Things are not normal. I know this, you know this, the remote and previously cut off Great Andamanese tribes know this.The shadow of coronavirus has settled like a global patina.
You could blame coronavirus focus for the lack of excitement over the polio eradication news.
Last week the World Health Organisation declared that polio had been eradicated in Africa. That’s a hell of thing. Since 1996 a vaccine programme has been under way to beat the virus on the African continent. The numbers around this are staggering. Almost nine billion vaccines were administered. An estimated 1.8 million children were prevented from what the WHO call “crippling lifelong paralysis”. It is a remarkable achievement. Now only two nations – Pakistan and Afghanistan – have polio present in the population. And there are moves to fix that.
But it wasn’t a focus on coronavirus that stopped this success dominating headlines. It was the Proms. The story that the lyrics to Rule, Britannia and Land of Hope and Glory were being banned by the pesky wokeatarian BBC during the broadcast of Last Night of the Proms flared up and focused fury for a few days. It even brought a longer statement from the Prime Minister than he delivered over the exams fiasco. It MUST have been important.

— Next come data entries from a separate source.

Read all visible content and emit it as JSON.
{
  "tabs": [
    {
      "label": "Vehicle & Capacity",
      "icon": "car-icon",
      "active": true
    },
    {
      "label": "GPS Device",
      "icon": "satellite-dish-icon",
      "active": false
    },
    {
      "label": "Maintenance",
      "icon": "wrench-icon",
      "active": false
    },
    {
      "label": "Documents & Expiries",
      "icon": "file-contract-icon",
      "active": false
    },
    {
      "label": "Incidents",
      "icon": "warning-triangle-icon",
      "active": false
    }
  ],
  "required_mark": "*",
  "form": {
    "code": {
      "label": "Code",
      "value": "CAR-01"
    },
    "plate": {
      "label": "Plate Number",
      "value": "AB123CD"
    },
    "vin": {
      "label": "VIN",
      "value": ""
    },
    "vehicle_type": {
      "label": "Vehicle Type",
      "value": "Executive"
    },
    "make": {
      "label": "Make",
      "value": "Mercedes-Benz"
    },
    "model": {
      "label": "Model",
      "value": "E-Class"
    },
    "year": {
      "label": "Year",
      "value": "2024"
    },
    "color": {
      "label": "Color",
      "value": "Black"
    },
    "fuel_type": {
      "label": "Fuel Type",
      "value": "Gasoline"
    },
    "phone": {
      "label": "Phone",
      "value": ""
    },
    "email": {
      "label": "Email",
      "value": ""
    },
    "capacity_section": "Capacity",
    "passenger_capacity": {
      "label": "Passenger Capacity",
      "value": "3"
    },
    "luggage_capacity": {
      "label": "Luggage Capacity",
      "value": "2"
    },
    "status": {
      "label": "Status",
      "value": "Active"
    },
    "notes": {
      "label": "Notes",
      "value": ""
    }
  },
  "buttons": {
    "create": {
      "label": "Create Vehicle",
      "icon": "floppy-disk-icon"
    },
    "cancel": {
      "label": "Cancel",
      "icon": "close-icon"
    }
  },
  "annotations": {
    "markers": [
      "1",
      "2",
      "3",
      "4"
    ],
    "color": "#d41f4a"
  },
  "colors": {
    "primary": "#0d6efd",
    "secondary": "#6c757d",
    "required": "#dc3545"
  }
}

It wasn’t. It was a badly handled episode. It turned out that because there will be no crowds in the Royal Albert Hall, crowd participation won’t be possible. Also, lyrics will be back next year. Besides, there are ripe colonialist attitudes in the words that could be parked for a while. Still, it was given space and fury enough to blister into a culture war. On the one side, those who hold Britishness and a certain pride dear, on the other, those wet liberals who would do all they can to destroy it. As ever, there was no room for nuance or debate.
Culture wars flare and fester under the heat lamps of social media. Sometimes this makes them strong in the real world. Sometimes they burn out. They only live through participation. And it’s not always necessary to participate. There is no requirement to get involved in every argument.